As at 2019 there were 147 families at Frampton Park on the waiting list for a housing transfer, including 22 families in the ‘urgent’ band, which includes overcrowded households in need of two or more extra bedrooms and people with urgent health needs.

The council is also planning a “major investment” in the estate’s other community facilities, including the nearby Elsdale community hall.

Hackney Mayor Philip Glanville (Lab & Co-op) said: “The whole of Hackney is facing a critical housing crisis – but Frampton Park in particular has far too many families forced to remain in homes that are entirely unsuitable, whether due to overcrowding or medical reasons, as they have nowhere else to go.

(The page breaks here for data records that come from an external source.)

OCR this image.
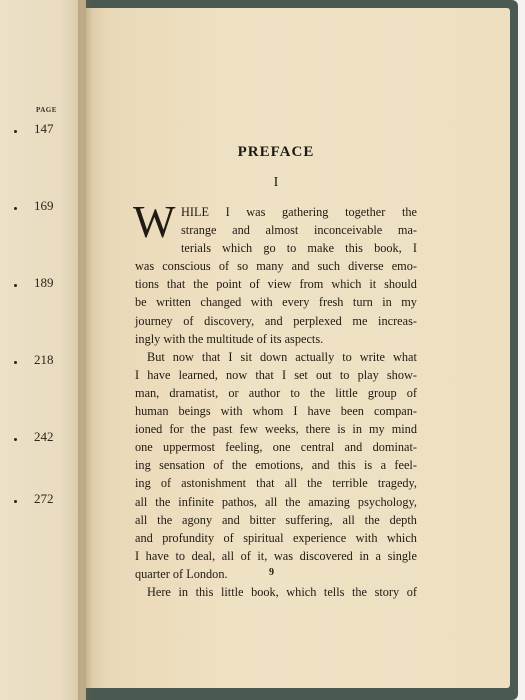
PAGE
147
169
189
218
242
272
PREFACE
I
W HILE I was gathering together the
strange and almost inconceivable ma-
terials which go to make this book, I
was conscious of so many and such diverse emo-
tions that the point of view from which it should
be written changed with every fresh turn in my
journey of discovery, and perplexed me increas-
ingly with the multitude of its aspects.
But now that I sit down actually to write what
I have learned, now that I set out to play show-
man, dramatist, or author to the little group of
human beings with whom I have been compan-
ioned for the past few weeks, there is in my mind
one uppermost feeling, one central and dominat-
ing sensation of the emotions, and this is a feel-
ing of astonishment that all the terrible tragedy,
all the infinite pathos, all the amazing psychology,
all the agony and bitter suffering, all the depth
and profundity of spiritual experience with which
I have to deal, all of it, was discovered in a single
quarter of London.
Here in this little book, which tells the story of
9
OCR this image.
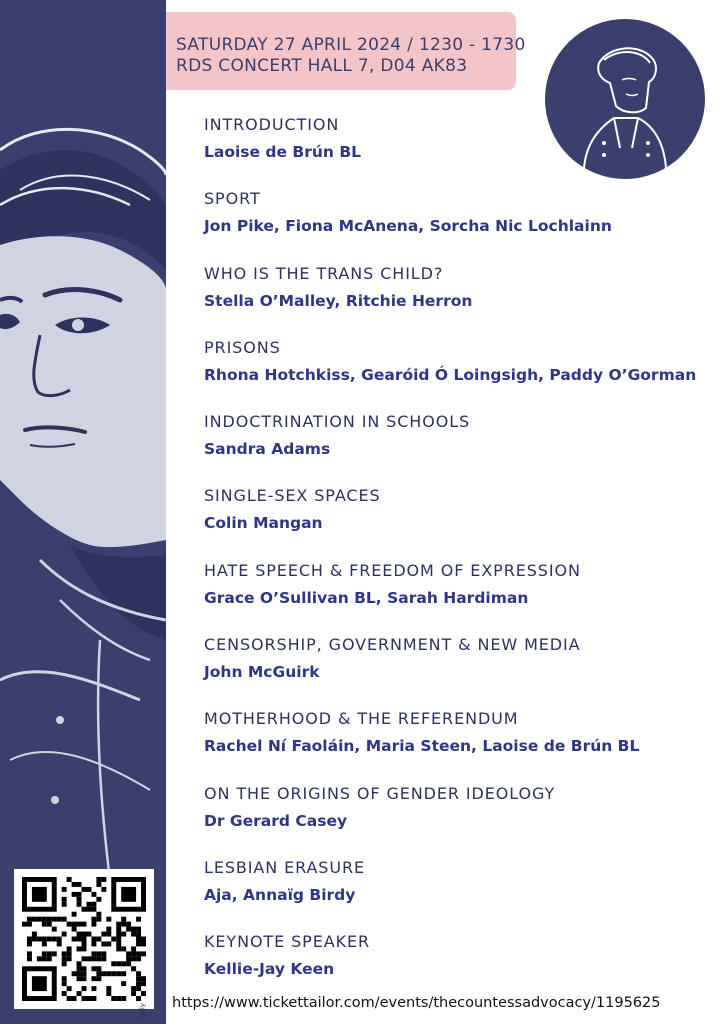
SATURDAY 27 APRIL 2024 / 1230 - 1730
RDS CONCERT HALL 7, D04 AK83
INTRODUCTION
Laoise de Brún BL
SPORT
Jon Pike, Fiona McAnena, Sorcha Nic Lochlainn
WHO IS THE TRANS CHILD?
Stella O’Malley, Ritchie Herron
PRISONS
Rhona Hotchkiss, Gearóid Ó Loingsigh, Paddy O’Gorman
INDOCTRINATION IN SCHOOLS
Sandra Adams
SINGLE-SEX SPACES
Colin Mangan
HATE SPEECH & FREEDOM OF EXPRESSION
Grace O’Sullivan BL, Sarah Hardiman
CENSORSHIP, GOVERNMENT & NEW MEDIA
John McGuirk
MOTHERHOOD & THE REFERENDUM
Rachel Ní Faoláin, Maria Steen, Laoise de Brún BL
ON THE ORIGINS OF GENDER IDEOLOGY
Dr Gerard Casey
LESBIAN ERASURE
Aja, Annaïg Birdy
KEYNOTE SPEAKER
Kellie-Jay Keen
billy https://www.tickettailor.com/events/thecountessadvocacy/1195625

“Our plans mean making the best use of the space we have on the estate to build desperately needed, genuinely affordable council homes prioritised for families in need already living locally. This year the first of these homes will be let to local families.

“This however is only part of our investment in the estate – having listened to local residents and councillors, we’re also committed to funding major improvements to community provision across the estate to ensure the facilities available at Frampton Park will be better than they are today.”